Luwu Utara-BNI.co.id

Kopi seko yang dikenal dengan cita rasa dan aroma khasnya dari kopi lain di Indonesia, kini sejajar dengan kopi Gayo (Aceh) dan kopi Toraja sebagai primadona kopi Indonesia yang mendunia.

Pemerintah Daerah Kabupaten Luwu Utara terus berupaya meningkatkan daya saing produk kopi Seko melalui jaminan kualitas, keaslian, keunikan, karakteristik, serta kepastian hukum.

Upaya ini membuahkan hasil dengan diterimanya permohonan Indikasi Geografis (IG) kopi Seko pada 12 Juli 2022 oleh Ditjen Hak Kekayaan Intelektual, menandai terpenuhinya seluruh persyaratan administratif.

Kopi Seko pada Agustus 2024 secara resmi didaftarkan untuk mendapatkan sertifikat IG dengan nomor pendaftaran IDG000000156, setelah melalui proses pemeriksaan substantif di Seko dan evaluasi di Makassar.

Pada bulan kemerdekaan, Agustus 2025, Kopi Arabika Seko secara resmi menerima sertifikat Indikasi Geografis dari Kemenkumham, yang memastikan keaslian produk Luwu Utara ini.
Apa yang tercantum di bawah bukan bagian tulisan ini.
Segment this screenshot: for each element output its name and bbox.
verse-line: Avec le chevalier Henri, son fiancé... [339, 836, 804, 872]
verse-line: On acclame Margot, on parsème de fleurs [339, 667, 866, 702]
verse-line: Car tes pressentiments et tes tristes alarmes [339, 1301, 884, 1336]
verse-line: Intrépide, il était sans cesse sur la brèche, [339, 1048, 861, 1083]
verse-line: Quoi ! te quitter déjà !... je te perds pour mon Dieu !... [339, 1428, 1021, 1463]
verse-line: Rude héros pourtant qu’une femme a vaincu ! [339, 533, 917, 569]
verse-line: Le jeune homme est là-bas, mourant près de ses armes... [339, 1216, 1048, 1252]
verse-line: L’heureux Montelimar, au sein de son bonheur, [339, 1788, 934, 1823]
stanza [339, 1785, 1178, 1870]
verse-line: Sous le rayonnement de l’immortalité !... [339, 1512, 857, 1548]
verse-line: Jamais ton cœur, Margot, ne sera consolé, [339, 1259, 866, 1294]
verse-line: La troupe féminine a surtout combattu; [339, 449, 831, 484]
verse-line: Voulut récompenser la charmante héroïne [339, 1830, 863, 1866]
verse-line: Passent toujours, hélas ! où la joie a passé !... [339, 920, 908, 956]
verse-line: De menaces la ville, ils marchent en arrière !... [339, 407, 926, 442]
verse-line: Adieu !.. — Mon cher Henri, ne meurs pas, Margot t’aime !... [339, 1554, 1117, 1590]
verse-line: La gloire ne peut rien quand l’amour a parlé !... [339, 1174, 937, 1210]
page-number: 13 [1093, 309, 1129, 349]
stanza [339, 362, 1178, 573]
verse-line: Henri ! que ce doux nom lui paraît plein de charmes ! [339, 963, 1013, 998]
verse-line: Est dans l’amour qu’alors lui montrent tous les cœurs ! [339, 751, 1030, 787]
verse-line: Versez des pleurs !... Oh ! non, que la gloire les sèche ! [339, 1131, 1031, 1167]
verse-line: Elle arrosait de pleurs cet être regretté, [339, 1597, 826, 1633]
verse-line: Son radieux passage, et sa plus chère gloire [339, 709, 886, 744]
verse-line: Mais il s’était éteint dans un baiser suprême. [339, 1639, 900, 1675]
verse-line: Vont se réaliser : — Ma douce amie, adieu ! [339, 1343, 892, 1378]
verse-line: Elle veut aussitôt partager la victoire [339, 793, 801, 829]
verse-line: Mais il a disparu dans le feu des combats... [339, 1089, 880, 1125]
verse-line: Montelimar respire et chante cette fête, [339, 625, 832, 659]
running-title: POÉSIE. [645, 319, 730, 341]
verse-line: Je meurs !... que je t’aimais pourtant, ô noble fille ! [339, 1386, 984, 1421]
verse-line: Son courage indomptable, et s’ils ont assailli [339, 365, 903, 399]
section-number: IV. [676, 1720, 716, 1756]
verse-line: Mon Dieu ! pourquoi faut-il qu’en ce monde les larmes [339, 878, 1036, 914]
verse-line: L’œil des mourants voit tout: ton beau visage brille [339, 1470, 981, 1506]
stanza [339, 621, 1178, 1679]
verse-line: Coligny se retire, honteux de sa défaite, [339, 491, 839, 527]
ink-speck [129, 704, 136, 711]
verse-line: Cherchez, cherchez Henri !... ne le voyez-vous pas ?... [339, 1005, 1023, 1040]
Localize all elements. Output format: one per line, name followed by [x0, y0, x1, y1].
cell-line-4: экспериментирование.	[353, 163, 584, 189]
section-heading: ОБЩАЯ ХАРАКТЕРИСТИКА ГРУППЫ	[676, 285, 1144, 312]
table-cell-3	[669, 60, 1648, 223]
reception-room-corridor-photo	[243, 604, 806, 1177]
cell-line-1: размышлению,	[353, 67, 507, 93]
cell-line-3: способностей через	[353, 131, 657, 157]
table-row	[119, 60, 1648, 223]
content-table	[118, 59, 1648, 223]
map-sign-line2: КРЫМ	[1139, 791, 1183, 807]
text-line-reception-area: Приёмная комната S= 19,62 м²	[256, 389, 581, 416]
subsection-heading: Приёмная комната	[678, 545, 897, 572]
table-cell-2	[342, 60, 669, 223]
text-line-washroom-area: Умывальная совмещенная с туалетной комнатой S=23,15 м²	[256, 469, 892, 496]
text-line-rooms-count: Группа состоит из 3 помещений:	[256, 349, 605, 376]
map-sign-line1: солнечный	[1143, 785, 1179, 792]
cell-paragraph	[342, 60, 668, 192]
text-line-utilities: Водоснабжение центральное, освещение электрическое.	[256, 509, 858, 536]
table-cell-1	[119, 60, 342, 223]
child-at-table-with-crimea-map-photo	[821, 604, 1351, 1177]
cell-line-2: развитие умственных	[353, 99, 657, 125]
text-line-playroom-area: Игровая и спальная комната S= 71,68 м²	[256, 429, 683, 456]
Sertifikat ini menjadi kado istimewa di Hari Ulang Tahun Kemerdekaan Republik Indonesia.

Sertifikat Indikasi Geografis Kopi Arabika Seko Luwu Utara diterima oleh Kepala Badan Perencanaan Pembangunan, Riset, dan Inovasi Daerah (Bapperida) Kabupaten Luwu Utara, Drs. H. Aspar, pada acara Syukuran Hari Pengayoman ke-80 Kementerian Hukum dan HAM, 22 Agustus 2025.

Sertifikat IG mencantumkan nama dan alamat pemilik, yaitu Masyarakat Perlindungan Indikasi Geografis Kopi Seko, dengan alamat Kantor Balitbangda Luwu Utara, Jalan Simpurusiang Nomor 27, Kelurahan Baliase, Kecamatan Masamba, Kabupaten Luwu Utara, Sulawesi Selatan, Indonesia (92961).

Perlindungan Indikasi Geografis ini diberikan selama ciri dan kualitas yang menjadi dasar perlindungan tetap ada. Sertifikat ini dilampiri dengan dokumen deskripsi yang menjadi bagian tak terpisahkan. Sertifikat ditandatangani oleh Direktur Merek dan Indikasi Geografis, Kurniaman Telaumbanua.

Sertifikasi ini memberikan jaminan hukum atas produk daerah, meningkatkan daya saing ekonomi, melindungi produsen dan konsumen dari penipuan, serta melestarikan kekayaan alam dan budaya daerah penghasil.

Menteri Hukum dan Hak Asasi Manusia atas nama Negara Republik Indonesia, berdasarkan Undang-Undang Nomor 20 Tahun 2016 tentang Merek dan Indikasi Geografis jo. Peraturan Menteri Hukum dan Hak Asasi Manusia Nomor 10 Tahun 2022 tentang Perubahan atas Peraturan Menteri Hukum dan Hak Asasi Manusia Nomor 12 Tahun 2019 tentang Indikasi Geografis, memberikan hak Indikasi Geografis kepada.

Alamat Pemilik Indikasi Geografis Masyarakat Perlindungan Indikasi Geografis Kopi Seko, Kantor Balitbangda Kabupaten Luwu Utara, Jalan Simpurusiang Nomor 27, Kelurahan Baliase, Kecamatan Masamba, Kabupaten Luwu Utara, Provinsi Sulawesi Selatan, Indonesia (92961).

Untuk Indikasi Geografis dengan nama Produk Kopi Arabika Seko Luwu Utara
Penerimaan 12 Juli 2022/ Nomor Pendaftaran IDG000000156
Tanggal Pendaftaran
16 Agustus 2024.

Perlindungan Hak Indikasi Geografis diberikan selama ciri dan kualitas yang menjadi dasar perlindungan tetap ada. Sertifikat Indikasi Geografis dilampiri dengan Dokumen Deskripsi yang tidak terpisahkan dari sertifikat ini.